Distribution : La musique perd le Nord
Les œuvres sont presque invisibles alors même que la contrefaçon prospère. –
Elles se dansent avec grand plaisir dans les boîtes de nuit du Septentrion. Elles font l’objet d’une attention particulière des jeunes dans les matinées de jeunesse à travers les festivités des établissements scolaires et universitaires. Les musiques camerounaises sont des plus prisées dans les régions de l’Extrême-Nord, du Nord et de l’Adamaoua. Mais les artistes Camerounais peinent à réaliser des chiffres d’affaire conséquents dans cette partie du pays. Le constat a été fait au cours du colloque organisé par le ministère de la Culture au cours du dernier festival national des arts et de la culture (Fenac) tenu à Maroua. Selon Spener Yawaga qui présentait une communication sur le sujet, la piraterie fait partie des entraves à la prospérité des artistes dont les œuvres sont pourtant utilisées à profusion.

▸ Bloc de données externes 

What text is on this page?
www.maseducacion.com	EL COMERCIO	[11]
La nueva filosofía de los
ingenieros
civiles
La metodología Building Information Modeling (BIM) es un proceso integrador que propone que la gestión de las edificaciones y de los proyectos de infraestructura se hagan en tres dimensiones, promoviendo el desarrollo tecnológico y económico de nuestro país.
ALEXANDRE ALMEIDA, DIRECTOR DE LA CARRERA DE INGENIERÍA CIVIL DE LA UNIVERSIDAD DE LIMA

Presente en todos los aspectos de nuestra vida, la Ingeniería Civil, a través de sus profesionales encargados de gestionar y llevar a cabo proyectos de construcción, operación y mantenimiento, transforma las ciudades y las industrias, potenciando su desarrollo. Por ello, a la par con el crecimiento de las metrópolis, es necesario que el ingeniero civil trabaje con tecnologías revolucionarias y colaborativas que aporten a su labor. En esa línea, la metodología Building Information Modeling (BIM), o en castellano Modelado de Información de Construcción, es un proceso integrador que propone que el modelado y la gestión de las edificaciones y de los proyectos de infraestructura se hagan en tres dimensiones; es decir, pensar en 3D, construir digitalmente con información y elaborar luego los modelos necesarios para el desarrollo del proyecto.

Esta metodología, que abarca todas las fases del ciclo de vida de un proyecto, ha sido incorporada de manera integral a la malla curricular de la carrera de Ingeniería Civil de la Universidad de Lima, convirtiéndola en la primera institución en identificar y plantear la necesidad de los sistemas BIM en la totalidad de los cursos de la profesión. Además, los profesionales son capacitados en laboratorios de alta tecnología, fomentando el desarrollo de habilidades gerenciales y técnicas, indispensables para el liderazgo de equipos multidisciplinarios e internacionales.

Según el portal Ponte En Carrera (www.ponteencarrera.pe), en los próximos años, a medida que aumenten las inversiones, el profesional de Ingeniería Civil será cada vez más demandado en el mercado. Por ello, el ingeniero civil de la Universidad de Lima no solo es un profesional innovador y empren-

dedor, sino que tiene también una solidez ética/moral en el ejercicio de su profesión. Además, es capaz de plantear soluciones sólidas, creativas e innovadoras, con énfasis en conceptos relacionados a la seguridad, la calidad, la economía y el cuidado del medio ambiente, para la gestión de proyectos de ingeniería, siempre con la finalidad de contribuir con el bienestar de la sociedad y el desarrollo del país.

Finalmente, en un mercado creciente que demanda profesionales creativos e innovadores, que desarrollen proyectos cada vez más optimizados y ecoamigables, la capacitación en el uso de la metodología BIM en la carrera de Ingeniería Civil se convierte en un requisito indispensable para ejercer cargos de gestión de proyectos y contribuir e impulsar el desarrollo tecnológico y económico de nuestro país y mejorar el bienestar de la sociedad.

Saïdou Mohamadou animateur culturel et propriétaire de la discothèque Canal Tropical à Maroua croit savoir pourtant que les œuvres musicales sont disponibles dans le Septentrion. "Il faut dire que les rapports entre les artistes et nous sont essentiellement informels. Les artistes et parfois les distributeurs nous envoient eux-mêmes leurs produits en dépôt-vente. La promotion étant assurée par nous. Nous leur retournons les dividendes engrangées dans la vente et les Cd invendus." Une traçabilité dans la chaîne de distribution des œuvres musicales qui ne permet malheureusement pas aux albums de se vendre malgré le grand intérêt que leur porte le public. La gangrène étant la piraterie. Un phénomène accentué par la proximité avec le Nigeria. Un pays où c’est à coup de millions que les CD sont produits et destinés au marché camerounais sans qu’aucune mesure ne soit prise par les autorités douanières.
Pour un des responsables du secteur des douanes du Nord resté sous le sceau de l’anonymat, "nous pouvons certes effectuer des contrôles, mais il y a que les gens qui viennent avec ça payent effectivement les droits à l’importation. Ce qui constitue pour certaines localités des ressources substantielles pour l’atteinte des objectifs fixés par l’administration des douanes."
Dans cet environnement, même les artistes locaux n’ont pas voix au chapitre. Les titres à succès d’Amina Poulloh, d’Isnebo et Fadah Kawtal, d’Abba Djaouro, etc. sont certes repris en chœur par les populations. Sans toutefois rapporter grand-chose à leurs auteurs. Parce que selon Abba Djaouro par exemple, "j’ai eu l’occasion d’aller faire des concerts dans des coins où tout le monde chantait ma musique. Mais je n’ai même pas fait vendre un seul CD original là bas. Tout simplement parce que les gens estiment que ces CD sont chers."
Culture Mboa
Mais nombre de mélomanes croient savoir que l’une des difficultés dans le septentrion réside dans l’ouverture des points d’accès à des CD originaux. Ousmanou Binta fait remarquer qu’à Garoua, "il est difficile de trouver une discothèque qui dispose de Cd originaux à des prix abordables. Il n’y a que des cassettes étiquetées par la société des droits d’auteur. Mais qui utilise encore les cassettes ? Pour le reste ce sont, en dehors de ce qui vient du Nigeria, les disquaires eux-mêmes qui font faire les Cd piratés. Donc il faut de mon point de vue rendre disponible les Cd non pas dans des supermarchés, mais dans des discothèques dignes." C’est à cette solution qu’a recouru les créateurs du concept "Culture Mboa" qui, au lendemain du Fenac 2008, a pris langue avec la discothèque Canal Tropical basée à Maroua. Saïdou Mohamadou explique que, "nous avons signé un contrat de dépôt vente des œuvres musicales triées dans le répertoire des artistes qui sont affiliés à leur structure. Les œuvres mises à notre disposition sont vendues au même prix qu’à Douala, Yaoundé…soit entre 1.500 et 3.500 Fcfa en fonction des albums ou des singles.
De plus en plus, il y a un intérêt pour les disques originaux. Même s’il est timide dans les ventes, les gens comprennent notre démarche. C’est pourquoi nous avons créé des points de relais dans les marchés et autres espaces publics à Maroua. Avec cette formule, peu à peu en tout cas, nous sortirons de la piraterie." Un vœu que nourrissent nombre d’artistes. Mais à condition que, selon Saïdou Mohamadou, "la sensibilisation (soit) accrue. Les municipalités qui gèrent les marchés doivent interdire la vente des produits piratés. L’importation des Cd doit être proscrite. La société des droits d’auteur doit être valablement représentée partout et non pas seulement à Yaoundé." Des conditions qui pourraient à terme, si elle sont satisfaites, redonner du poil de la bête aux artistes du cru et d’ailleurs dans leur processus de création.